Au début, il y eut le masque de chantier. En mars, quand le confinement se dessina et que le port du masque s’imposait dans les transports, on en trouvait encore chez Bricorama au Plessis-Robinson. Cela n’a pas duré et, souvenons-nous, la pénurie était évidente; la seule mesure était de respecter scrupuleusement les distances. Ensuite, tandis qu’on discutait abondamment sur les propriétés des masques, sur leur efficacité, apparut la distinction à faire en les FFP2 et les autres. Pour ma part, et je ne pense pas être le seul, je n’avais jamais entendu parler de cette norme, ni d’ailleurs du médical ou du chirurgical. Il y avait des masques, point.
Mais, depuis peu, nous sommes entrés dans une nouvelle phase. Avec l’obligation d’en porter qui se généralise, avec la conscience que terrasser la bête prend du temps et qu’il faudra faire avec, faisant de mauvaise fortune bon coeur, les imaginations se sont débridées.
Le masque devient un objet tendance. Il y a bien sûr les distributions de masques bleus ou blancs assurées par les collectivités locales. Ne plaisantons pas : leur rôle est de parer au plus pressé et certainement pas de lancer des appels d’offres pour des dessins ébouriffants. Tout de même, la mairie de Sceaux, qui prend sa place dans cette diffusion, a enrichi sa palette de plusieurs jolies couleurs. Mais on est dans le simple, et c’est bien comme ça.

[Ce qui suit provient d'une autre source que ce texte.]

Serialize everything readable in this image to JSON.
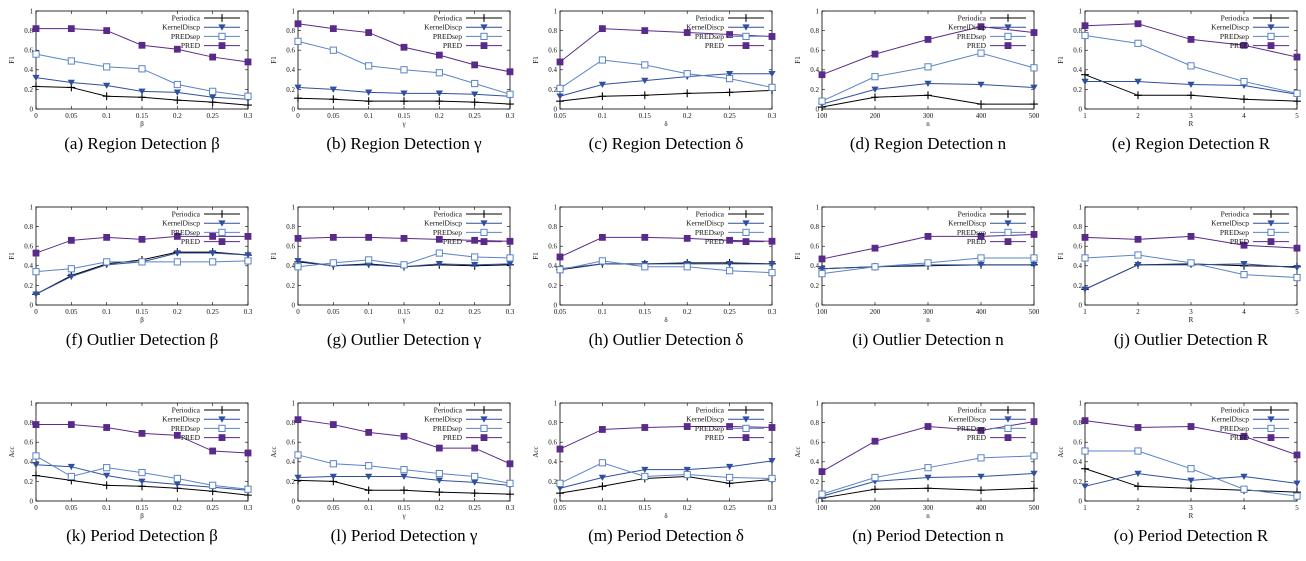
{
  "chart_data": [
    {
      "type": "line",
      "caption": "(a) Region Detection β",
      "xlabel": "β",
      "ylabel": "F1",
      "x": [
        0,
        0.05,
        0.1,
        0.15,
        0.2,
        0.25,
        0.3
      ],
      "xticks": [
        "0",
        "0.05",
        "0.1",
        "0.15",
        "0.2",
        "0.25",
        "0.3"
      ],
      "xlim": [
        0,
        0.3
      ],
      "ylim": [
        0,
        1
      ],
      "series": [
        {
          "name": "Periodica",
          "values": [
            0.23,
            0.22,
            0.13,
            0.12,
            0.09,
            0.07,
            0.04
          ]
        },
        {
          "name": "KernelDiscp",
          "values": [
            0.32,
            0.27,
            0.24,
            0.18,
            0.17,
            0.12,
            0.1
          ]
        },
        {
          "name": "PREDsep",
          "values": [
            0.56,
            0.49,
            0.43,
            0.41,
            0.25,
            0.18,
            0.13
          ]
        },
        {
          "name": "PRED",
          "values": [
            0.82,
            0.82,
            0.8,
            0.65,
            0.61,
            0.53,
            0.48
          ]
        }
      ]
    },
    {
      "type": "line",
      "caption": "(b) Region Detection γ",
      "xlabel": "γ",
      "ylabel": "F1",
      "x": [
        0,
        0.05,
        0.1,
        0.15,
        0.2,
        0.25,
        0.3
      ],
      "xticks": [
        "0",
        "0.05",
        "0.1",
        "0.15",
        "0.2",
        "0.25",
        "0.3"
      ],
      "xlim": [
        0,
        0.3
      ],
      "ylim": [
        0,
        1
      ],
      "series": [
        {
          "name": "Periodica",
          "values": [
            0.11,
            0.1,
            0.08,
            0.08,
            0.08,
            0.07,
            0.05
          ]
        },
        {
          "name": "KernelDiscp",
          "values": [
            0.22,
            0.2,
            0.17,
            0.16,
            0.16,
            0.15,
            0.13
          ]
        },
        {
          "name": "PREDsep",
          "values": [
            0.69,
            0.6,
            0.44,
            0.4,
            0.37,
            0.26,
            0.15
          ]
        },
        {
          "name": "PRED",
          "values": [
            0.87,
            0.82,
            0.78,
            0.63,
            0.55,
            0.45,
            0.38
          ]
        }
      ]
    },
    {
      "type": "line",
      "caption": "(c) Region Detection δ",
      "xlabel": "δ",
      "ylabel": "F1",
      "x": [
        0.05,
        0.1,
        0.15,
        0.2,
        0.25,
        0.3
      ],
      "xticks": [
        "0.05",
        "0.1",
        "0.15",
        "0.2",
        "0.25",
        "0.3"
      ],
      "xlim": [
        0.05,
        0.3
      ],
      "ylim": [
        0,
        1
      ],
      "series": [
        {
          "name": "Periodica",
          "values": [
            0.08,
            0.13,
            0.14,
            0.16,
            0.17,
            0.19
          ]
        },
        {
          "name": "KernelDiscp",
          "values": [
            0.13,
            0.25,
            0.29,
            0.33,
            0.36,
            0.36
          ]
        },
        {
          "name": "PREDsep",
          "values": [
            0.21,
            0.5,
            0.45,
            0.36,
            0.31,
            0.22
          ]
        },
        {
          "name": "PRED",
          "values": [
            0.48,
            0.82,
            0.8,
            0.78,
            0.76,
            0.74
          ]
        }
      ]
    },
    {
      "type": "line",
      "caption": "(d) Region Detection n",
      "xlabel": "n",
      "ylabel": "F1",
      "x": [
        100,
        200,
        300,
        400,
        500
      ],
      "xticks": [
        "100",
        "200",
        "300",
        "400",
        "500"
      ],
      "xlim": [
        100,
        500
      ],
      "ylim": [
        0,
        1
      ],
      "series": [
        {
          "name": "Periodica",
          "values": [
            0.02,
            0.12,
            0.14,
            0.05,
            0.05
          ]
        },
        {
          "name": "KernelDiscp",
          "values": [
            0.05,
            0.2,
            0.26,
            0.25,
            0.22
          ]
        },
        {
          "name": "PREDsep",
          "values": [
            0.08,
            0.33,
            0.43,
            0.57,
            0.42
          ]
        },
        {
          "name": "PRED",
          "values": [
            0.35,
            0.56,
            0.71,
            0.84,
            0.78
          ]
        }
      ]
    },
    {
      "type": "line",
      "caption": "(e) Region Detection R",
      "xlabel": "R",
      "ylabel": "F1",
      "x": [
        1,
        2,
        3,
        4,
        5
      ],
      "xticks": [
        "1",
        "2",
        "3",
        "4",
        "5"
      ],
      "xlim": [
        1,
        5
      ],
      "ylim": [
        0,
        1
      ],
      "series": [
        {
          "name": "Periodica",
          "values": [
            0.35,
            0.14,
            0.14,
            0.1,
            0.08
          ]
        },
        {
          "name": "KernelDiscp",
          "values": [
            0.28,
            0.28,
            0.25,
            0.24,
            0.15
          ]
        },
        {
          "name": "PREDsep",
          "values": [
            0.75,
            0.67,
            0.44,
            0.28,
            0.16
          ]
        },
        {
          "name": "PRED",
          "values": [
            0.85,
            0.87,
            0.71,
            0.65,
            0.53
          ]
        }
      ]
    },
    {
      "type": "line",
      "caption": "(f) Outlier Detection β",
      "xlabel": "β",
      "ylabel": "F1",
      "x": [
        0,
        0.05,
        0.1,
        0.15,
        0.2,
        0.25,
        0.3
      ],
      "xticks": [
        "0",
        "0.05",
        "0.1",
        "0.15",
        "0.2",
        "0.25",
        "0.3"
      ],
      "xlim": [
        0,
        0.3
      ],
      "ylim": [
        0,
        1
      ],
      "series": [
        {
          "name": "Periodica",
          "values": [
            0.11,
            0.3,
            0.42,
            0.46,
            0.54,
            0.54,
            0.51
          ]
        },
        {
          "name": "KernelDiscp",
          "values": [
            0.11,
            0.29,
            0.41,
            0.44,
            0.53,
            0.53,
            0.51
          ]
        },
        {
          "name": "PREDsep",
          "values": [
            0.34,
            0.37,
            0.44,
            0.44,
            0.44,
            0.44,
            0.45
          ]
        },
        {
          "name": "PRED",
          "values": [
            0.53,
            0.66,
            0.69,
            0.67,
            0.7,
            0.7,
            0.7
          ]
        }
      ]
    },
    {
      "type": "line",
      "caption": "(g) Outlier Detection γ",
      "xlabel": "γ",
      "ylabel": "F1",
      "x": [
        0,
        0.05,
        0.1,
        0.15,
        0.2,
        0.25,
        0.3
      ],
      "xticks": [
        "0",
        "0.05",
        "0.1",
        "0.15",
        "0.2",
        "0.25",
        "0.3"
      ],
      "xlim": [
        0,
        0.3
      ],
      "ylim": [
        0,
        1
      ],
      "series": [
        {
          "name": "Periodica",
          "values": [
            0.44,
            0.4,
            0.42,
            0.39,
            0.41,
            0.4,
            0.41
          ]
        },
        {
          "name": "KernelDiscp",
          "values": [
            0.45,
            0.4,
            0.41,
            0.39,
            0.42,
            0.41,
            0.42
          ]
        },
        {
          "name": "PREDsep",
          "values": [
            0.39,
            0.43,
            0.46,
            0.41,
            0.53,
            0.49,
            0.48
          ]
        },
        {
          "name": "PRED",
          "values": [
            0.68,
            0.69,
            0.69,
            0.68,
            0.67,
            0.66,
            0.65
          ]
        }
      ]
    },
    {
      "type": "line",
      "caption": "(h) Outlier Detection δ",
      "xlabel": "δ",
      "ylabel": "F1",
      "x": [
        0.05,
        0.1,
        0.15,
        0.2,
        0.25,
        0.3
      ],
      "xticks": [
        "0.05",
        "0.1",
        "0.15",
        "0.2",
        "0.25",
        "0.3"
      ],
      "xlim": [
        0.05,
        0.3
      ],
      "ylim": [
        0,
        1
      ],
      "series": [
        {
          "name": "Periodica",
          "values": [
            0.36,
            0.42,
            0.42,
            0.43,
            0.43,
            0.42
          ]
        },
        {
          "name": "KernelDiscp",
          "values": [
            0.37,
            0.42,
            0.42,
            0.42,
            0.42,
            0.42
          ]
        },
        {
          "name": "PREDsep",
          "values": [
            0.36,
            0.45,
            0.39,
            0.39,
            0.35,
            0.33
          ]
        },
        {
          "name": "PRED",
          "values": [
            0.49,
            0.69,
            0.69,
            0.68,
            0.66,
            0.65
          ]
        }
      ]
    },
    {
      "type": "line",
      "caption": "(i) Outlier Detection n",
      "xlabel": "n",
      "ylabel": "F1",
      "x": [
        100,
        200,
        300,
        400,
        500
      ],
      "xticks": [
        "100",
        "200",
        "300",
        "400",
        "500"
      ],
      "xlim": [
        100,
        500
      ],
      "ylim": [
        0,
        1
      ],
      "series": [
        {
          "name": "Periodica",
          "values": [
            0.37,
            0.39,
            0.4,
            0.41,
            0.41
          ]
        },
        {
          "name": "KernelDiscp",
          "values": [
            0.37,
            0.39,
            0.41,
            0.41,
            0.41
          ]
        },
        {
          "name": "PREDsep",
          "values": [
            0.32,
            0.39,
            0.43,
            0.48,
            0.48
          ]
        },
        {
          "name": "PRED",
          "values": [
            0.47,
            0.58,
            0.7,
            0.7,
            0.72
          ]
        }
      ]
    },
    {
      "type": "line",
      "caption": "(j) Outlier Detection R",
      "xlabel": "R",
      "ylabel": "F1",
      "x": [
        1,
        2,
        3,
        4,
        5
      ],
      "xticks": [
        "1",
        "2",
        "3",
        "4",
        "5"
      ],
      "xlim": [
        1,
        5
      ],
      "ylim": [
        0,
        1
      ],
      "series": [
        {
          "name": "Periodica",
          "values": [
            0.16,
            0.41,
            0.42,
            0.4,
            0.39
          ]
        },
        {
          "name": "KernelDiscp",
          "values": [
            0.16,
            0.41,
            0.41,
            0.42,
            0.38
          ]
        },
        {
          "name": "PREDsep",
          "values": [
            0.48,
            0.51,
            0.43,
            0.31,
            0.28
          ]
        },
        {
          "name": "PRED",
          "values": [
            0.69,
            0.67,
            0.7,
            0.61,
            0.58
          ]
        }
      ]
    },
    {
      "type": "line",
      "caption": "(k) Period Detection β",
      "xlabel": "β",
      "ylabel": "Acc",
      "x": [
        0,
        0.05,
        0.1,
        0.15,
        0.2,
        0.25,
        0.3
      ],
      "xticks": [
        "0",
        "0.05",
        "0.1",
        "0.15",
        "0.2",
        "0.25",
        "0.3"
      ],
      "xlim": [
        0,
        0.3
      ],
      "ylim": [
        0,
        1
      ],
      "series": [
        {
          "name": "Periodica",
          "values": [
            0.26,
            0.21,
            0.16,
            0.15,
            0.13,
            0.1,
            0.06
          ]
        },
        {
          "name": "KernelDiscp",
          "values": [
            0.37,
            0.35,
            0.26,
            0.2,
            0.17,
            0.14,
            0.11
          ]
        },
        {
          "name": "PREDsep",
          "values": [
            0.46,
            0.25,
            0.34,
            0.29,
            0.23,
            0.16,
            0.12
          ]
        },
        {
          "name": "PRED",
          "values": [
            0.78,
            0.78,
            0.75,
            0.69,
            0.67,
            0.51,
            0.49
          ]
        }
      ]
    },
    {
      "type": "line",
      "caption": "(l) Period Detection γ",
      "xlabel": "γ",
      "ylabel": "Acc",
      "x": [
        0,
        0.05,
        0.1,
        0.15,
        0.2,
        0.25,
        0.3
      ],
      "xticks": [
        "0",
        "0.05",
        "0.1",
        "0.15",
        "0.2",
        "0.25",
        "0.3"
      ],
      "xlim": [
        0,
        0.3
      ],
      "ylim": [
        0,
        1
      ],
      "series": [
        {
          "name": "Periodica",
          "values": [
            0.21,
            0.2,
            0.11,
            0.11,
            0.09,
            0.08,
            0.07
          ]
        },
        {
          "name": "KernelDiscp",
          "values": [
            0.24,
            0.25,
            0.25,
            0.25,
            0.21,
            0.19,
            0.16
          ]
        },
        {
          "name": "PREDsep",
          "values": [
            0.47,
            0.38,
            0.36,
            0.32,
            0.28,
            0.25,
            0.18
          ]
        },
        {
          "name": "PRED",
          "values": [
            0.83,
            0.78,
            0.7,
            0.66,
            0.54,
            0.54,
            0.38
          ]
        }
      ]
    },
    {
      "type": "line",
      "caption": "(m) Period Detection δ",
      "xlabel": "δ",
      "ylabel": "Acc",
      "x": [
        0.05,
        0.1,
        0.15,
        0.2,
        0.25,
        0.3
      ],
      "xticks": [
        "0.05",
        "0.1",
        "0.15",
        "0.2",
        "0.25",
        "0.3"
      ],
      "xlim": [
        0.05,
        0.3
      ],
      "ylim": [
        0,
        1
      ],
      "series": [
        {
          "name": "Periodica",
          "values": [
            0.08,
            0.15,
            0.23,
            0.25,
            0.18,
            0.22
          ]
        },
        {
          "name": "KernelDiscp",
          "values": [
            0.13,
            0.24,
            0.32,
            0.32,
            0.35,
            0.41
          ]
        },
        {
          "name": "PREDsep",
          "values": [
            0.18,
            0.39,
            0.25,
            0.27,
            0.24,
            0.23
          ]
        },
        {
          "name": "PRED",
          "values": [
            0.53,
            0.73,
            0.75,
            0.76,
            0.76,
            0.75
          ]
        }
      ]
    },
    {
      "type": "line",
      "caption": "(n) Period Detection n",
      "xlabel": "n",
      "ylabel": "Acc",
      "x": [
        100,
        200,
        300,
        400,
        500
      ],
      "xticks": [
        "100",
        "200",
        "300",
        "400",
        "500"
      ],
      "xlim": [
        100,
        500
      ],
      "ylim": [
        0,
        1
      ],
      "series": [
        {
          "name": "Periodica",
          "values": [
            0.03,
            0.12,
            0.13,
            0.11,
            0.13
          ]
        },
        {
          "name": "KernelDiscp",
          "values": [
            0.05,
            0.2,
            0.24,
            0.25,
            0.28
          ]
        },
        {
          "name": "PREDsep",
          "values": [
            0.07,
            0.24,
            0.34,
            0.44,
            0.46
          ]
        },
        {
          "name": "PRED",
          "values": [
            0.3,
            0.61,
            0.76,
            0.72,
            0.81
          ]
        }
      ]
    },
    {
      "type": "line",
      "caption": "(o) Period Detection R",
      "xlabel": "R",
      "ylabel": "Acc",
      "x": [
        1,
        2,
        3,
        4,
        5
      ],
      "xticks": [
        "1",
        "2",
        "3",
        "4",
        "5"
      ],
      "xlim": [
        1,
        5
      ],
      "ylim": [
        0,
        1
      ],
      "series": [
        {
          "name": "Periodica",
          "values": [
            0.33,
            0.15,
            0.13,
            0.11,
            0.09
          ]
        },
        {
          "name": "KernelDiscp",
          "values": [
            0.15,
            0.28,
            0.21,
            0.25,
            0.18
          ]
        },
        {
          "name": "PREDsep",
          "values": [
            0.51,
            0.51,
            0.33,
            0.12,
            0.05
          ]
        },
        {
          "name": "PRED",
          "values": [
            0.82,
            0.75,
            0.76,
            0.66,
            0.47
          ]
        }
      ]
    }
  ],
  "yticks": [
    "0",
    "0.2",
    "0.4",
    "0.6",
    "0.8",
    "1"
  ],
  "colors": {
    "Periodica": "#000000",
    "KernelDiscp": "#2f4f9f",
    "PREDsep": "#5b84c8",
    "PRED": "#5a2a8a"
  },
  "markers": {
    "Periodica": "plus",
    "KernelDiscp": "triangle-down",
    "PREDsep": "open-square",
    "PRED": "filled-square"
  }
}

Pendant ce temps, les designers ont bien compris que l’objet en se répandant appellerait à la distinction. Rien n’empêche d’insuffler dans un masque des détails, des formes, qui font mode, qui tranchent, qui se distinguent.

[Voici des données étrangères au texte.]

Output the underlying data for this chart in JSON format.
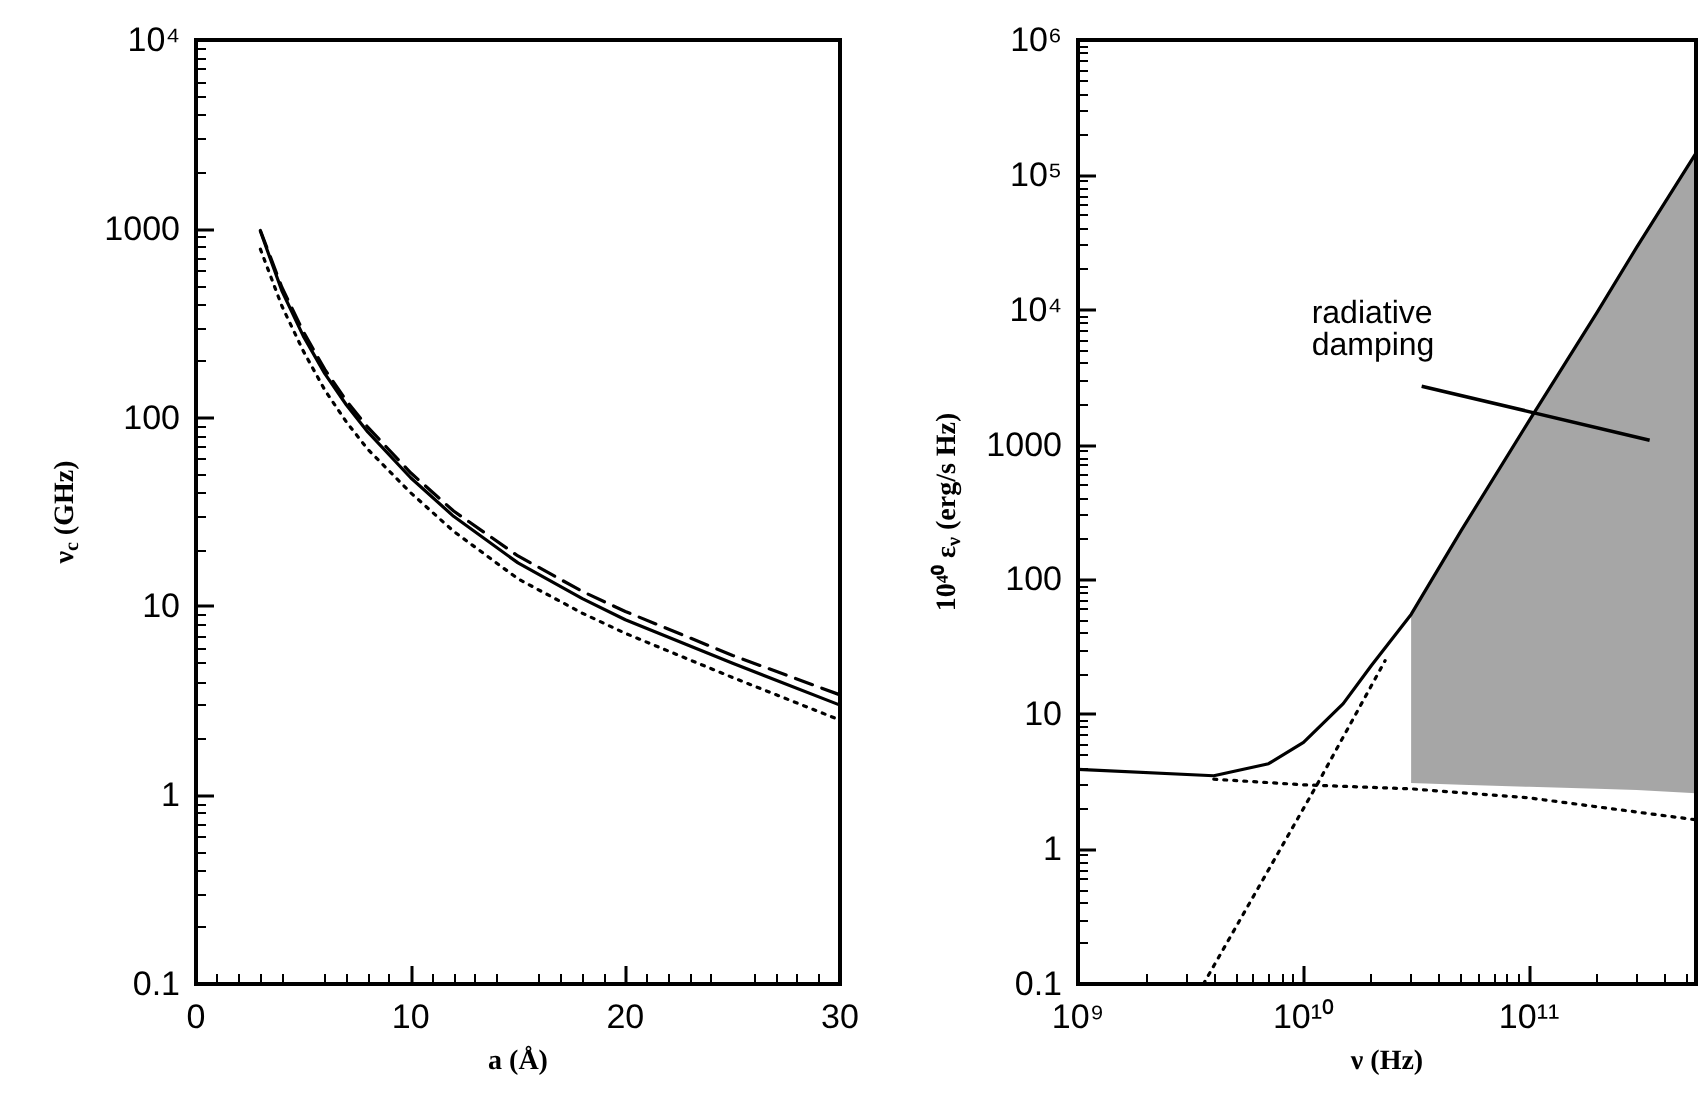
{
  "chart_data": [
    {
      "type": "line",
      "xlabel": "a (Å)",
      "ylabel": "ν$_{c}$ (GHz)",
      "log": "y",
      "marker": "none",
      "x": [
        3,
        4,
        5,
        6,
        7,
        8,
        10,
        12,
        15,
        18,
        20,
        25,
        30
      ],
      "series": [
        {
          "color": "#000000",
          "line_style": "solid",
          "values": [
            970,
            470,
            270,
            171,
            117,
            84,
            48,
            30,
            17,
            11,
            8.5,
            5,
            3.0
          ]
        },
        {
          "color": "#000000",
          "line_style": "dashed",
          "values": [
            980,
            490,
            285,
            180,
            123,
            89,
            51,
            32,
            18.5,
            12,
            9.4,
            5.5,
            3.4
          ]
        },
        {
          "color": "#000000",
          "line_style": "dotted",
          "values": [
            780,
            390,
            225,
            140,
            95,
            68,
            40,
            25,
            14,
            9.2,
            7.2,
            4.2,
            2.5
          ]
        }
      ],
      "xlim": [
        0,
        30
      ],
      "xticks": [
        0,
        10,
        20,
        30
      ],
      "ylim": [
        0.1,
        10000
      ],
      "yticks": [
        0.1,
        1,
        10,
        100,
        1000,
        {
          "value": 10000,
          "label": "10⁴"
        }
      ]
    },
    {
      "type": "line",
      "xlabel": "ν (Hz)",
      "ylabel": "10⁴⁰ ε$_{ν}$ (erg/s Hz)",
      "log": "xy",
      "marker": "none",
      "series": [
        {
          "color": "#000000",
          "line_style": "dotted",
          "x": [
            3600000000.0,
            11600000000.0,
            23000000000.0
          ],
          "values": [
            0.1,
            3.1,
            25
          ]
        },
        {
          "color": "#000000",
          "line_style": "dotted",
          "x": [
            4000000000.0,
            10000000000.0,
            30000000000.0,
            100000000000.0,
            550000000000.0
          ],
          "values": [
            3.3,
            3.0,
            2.8,
            2.4,
            1.65
          ]
        },
        {
          "color": "#000000",
          "line_style": "solid",
          "x": [
            1000000000.0,
            4000000000.0,
            7000000000.0,
            10000000000.0,
            15000000000.0,
            20000000000.0,
            30000000000.0,
            50000000000.0,
            100000000000.0,
            200000000000.0,
            300000000000.0,
            550000000000.0
          ],
          "values": [
            3.9,
            3.5,
            4.3,
            6.2,
            12,
            23,
            55,
            230,
            1500,
            9500,
            29000,
            145000
          ],
          "lower": [
            null,
            null,
            null,
            null,
            null,
            null,
            3.1,
            3.0,
            2.9,
            2.8,
            2.75,
            2.6
          ],
          "upper": [
            null,
            null,
            null,
            null,
            null,
            null,
            55,
            230,
            1500,
            9500,
            29000,
            145000
          ]
        }
      ],
      "annotations": [
        "radiative damping"
      ],
      "xlim": [
        1000000000.0,
        550000000000.0
      ],
      "xticks": [
        {
          "value": 1000000000.0,
          "label": "10⁹"
        },
        {
          "value": 10000000000.0,
          "label": "10¹⁰"
        },
        {
          "value": 100000000000.0,
          "label": "10¹¹"
        }
      ],
      "ylim": [
        0.1,
        1000000
      ],
      "yticks": [
        0.1,
        1,
        10,
        100,
        1000,
        {
          "value": 10000,
          "label": "10⁴"
        },
        {
          "value": 100000,
          "label": "10⁵"
        },
        {
          "value": 1000000,
          "label": "10⁶"
        }
      ]
    }
  ]
}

Une liste complète est impossible à faire. Tout le monde s’y est mis. Ce ne sont que des exemples piochés ici et là sur le net, mais ils expriment tout le talent que l’industrie de l’habillement est capable de montrer. Ainsi, Bataillon Belette dont l’ADN est dans le collant s’est lancé dans l’affaire. Des offres bien moulées, du solide. Chez VistaPrint, le spécialiste de l’étiquette, de la carte de visite et du prospectus, on peut faire imprimer sur un masque la photo de son animal favori, d’un paysage avant ou après la bataille, un pneu, une bouche, bref ce que vous voulez….
Avec Touche de soie, on entre dans le raffiné, l’exception, l’événement unique: le mariage, le cocktail, la communion. Les gestes barrières s’imposent même aux plus prospères d’entre nous. Et l’intelligence, qui peut s’appuyer sur des prix de vente confortables, sait montrer ses subtilités : par exemple « le tissu n’accroche pas le maquillage »; on a des coloris vert jade, rose poudré; la peau est respectée. Ce n’est pas du fignolé ça?
Que serait le monde sans ces inspirations?